Astronomers can now better understand cosmic dust than ever before by observing the after-effects of a supernova.

An international team of scientists used European Southern Observatory's (ESO) Very Large Telescope (VLT), which is located in northern Chile, and observed the light emited by a supernova, code named SN2010jl, as it gradually fainted away.

For long scientists have been aware that cosmic dust makes stars and planets. However, scientists are still not sure how cosmic dust comes into existence. Some astrophysicists believe that cosmic dust is formed after a supernova, an explosion or death of stars in the space. Previous studies revealed that supernovas produce little cosmic dust, when compared to the actual amount of material present in the Universe.

Scientists say that with the help of the X-shooter spectrograph they observed SN2010jl, which exploded in a galaxy called UGC 5189A. They observed the supernova on nine ocassions just after a few months it exploded and then on the tenth ocassion around 2.5 years after the supernova explosion.

"By combining the data from the nine early sets of observations we were able to make the first direct measurements of how the dust around a supernova absorbs the different colors of light," says lead author Christa Gall from Aarhus University, Denmark. "This allowed us to find out more about the dust than had been possible before."

The astronomers revealed that cosmic dust starts forming very soon after the star has explosed and carries on the formation process for a very long period. The latest observation also unveiled details of what the cosmic dust was made of, as well as the size of the dust particles.

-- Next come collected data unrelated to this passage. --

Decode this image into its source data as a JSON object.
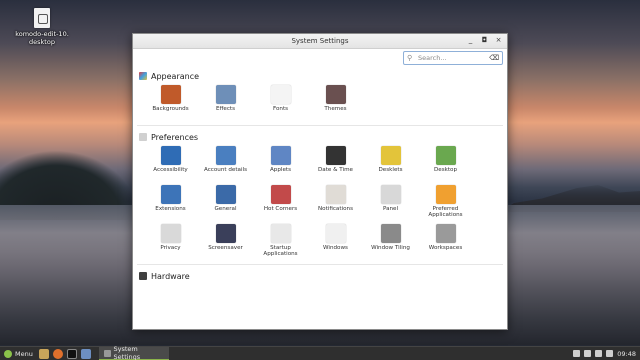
{
  "desktop": {
    "icon_label_line1": "komodo-edit-10.",
    "icon_label_line2": "desktop"
  },
  "window": {
    "title": "System Settings",
    "controls": [
      "_",
      "◘",
      "×"
    ],
    "search_placeholder": "Search..."
  },
  "sections": [
    {
      "name": "Appearance",
      "items": [
        {
          "label": "Backgrounds",
          "color": "#c05a2a"
        },
        {
          "label": "Effects",
          "color": "#6e8fb8"
        },
        {
          "label": "Fonts",
          "color": "#f4f4f4"
        },
        {
          "label": "Themes",
          "color": "#6a5050"
        }
      ]
    },
    {
      "name": "Preferences",
      "items": [
        {
          "label": "Accessibility",
          "color": "#2f6cb5"
        },
        {
          "label": "Account details",
          "color": "#4a7fc0"
        },
        {
          "label": "Applets",
          "color": "#5f86c4"
        },
        {
          "label": "Date & Time",
          "color": "#333333"
        },
        {
          "label": "Desklets",
          "color": "#e3c43a"
        },
        {
          "label": "Desktop",
          "color": "#6aa84f"
        },
        {
          "label": "Extensions",
          "color": "#3d74b8"
        },
        {
          "label": "General",
          "color": "#3b6aa8"
        },
        {
          "label": "Hot Corners",
          "color": "#c24a4a"
        },
        {
          "label": "Notifications",
          "color": "#e0dcd6"
        },
        {
          "label": "Panel",
          "color": "#d8d8d8"
        },
        {
          "label": "Preferred Applications",
          "color": "#f0a030"
        },
        {
          "label": "Privacy",
          "color": "#d9d9d9"
        },
        {
          "label": "Screensaver",
          "color": "#3a3f5a"
        },
        {
          "label": "Startup Applications",
          "color": "#e8e8e8"
        },
        {
          "label": "Windows",
          "color": "#f0f0f0"
        },
        {
          "label": "Window Tiling",
          "color": "#8a8a8a"
        },
        {
          "label": "Workspaces",
          "color": "#9a9a9a"
        }
      ]
    },
    {
      "name": "Hardware",
      "items": []
    }
  ],
  "panel": {
    "menu_label": "Menu",
    "task_label": "System Settings",
    "clock": "09:48"
  }
}
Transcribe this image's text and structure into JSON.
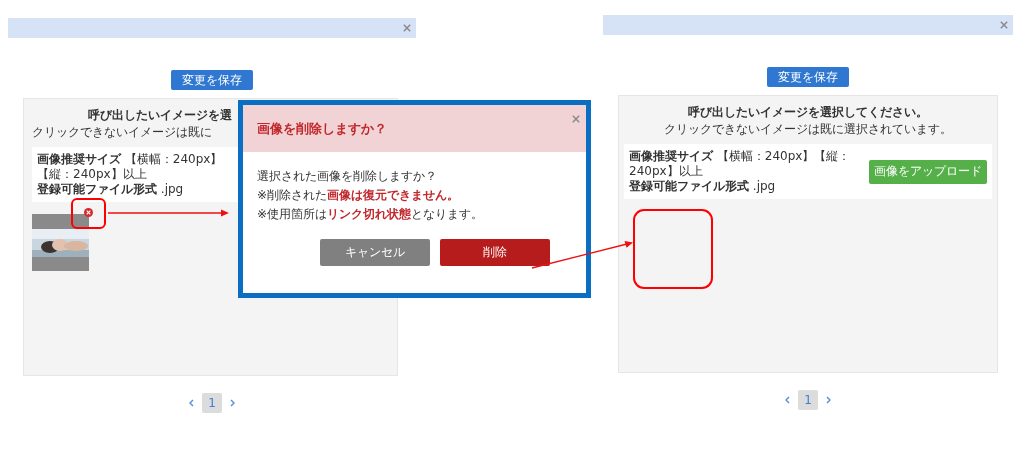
{
  "panels": [
    {
      "save_button": "変更を保存",
      "title": "呼び出したいイメージを選",
      "subtitle": "クリックできないイメージは既に",
      "size_note": "**画像推奨サイズ** 【横幅：240px】【縦：240px】以上",
      "format_note": "**登録可能ファイル形式** .jpg",
      "images": [
        {
          "kind": "picture"
        }
      ],
      "pages": [
        {
          "label": "1",
          "selected": true
        }
      ]
    },
    {
      "save_button": "変更を保存",
      "title": "呼び出したいイメージを選択してください。",
      "subtitle": "クリックできないイメージは既に選択されています。",
      "size_note": "**画像推奨サイズ** 【横幅：240px】【縦：240px】以上",
      "format_note": "**登録可能ファイル形式** .jpg",
      "upload_button": "画像をアップロード",
      "pages": [
        {
          "label": "1",
          "selected": true
        }
      ]
    }
  ],
  "dialog": {
    "title": "画像を削除しますか？",
    "lines": [
      "選択された画像を削除しますか？",
      "※削除された**画像は復元できません。**",
      "※使用箇所は**リンク切れ状態**となります。"
    ],
    "cancel_button": "キャンセル",
    "delete_button": "削除"
  }
}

Gall and her team discovered that dust particles, which are over a thousandth of a millimeter in diameter were created quickly.

Jens Hjorth from the Niels Bohr Institute of the University of Copenhagen, Denmark, who is also the co-author of the study says that the teams analysis of large dust grain after the star explosion suggests that there is definately a speedy and efficient process that creates them. The co-author adds that they do not know how it actually happens.

The scientists believe that the dust particles may have formed even before the explosion. When the shockwave of the supernova expanded it produced a cool and thick shell of gas, which became an ideal environment for the dust grains to grow.

The latest discovery has been published in the online journal Nature on Wednesday, July 9.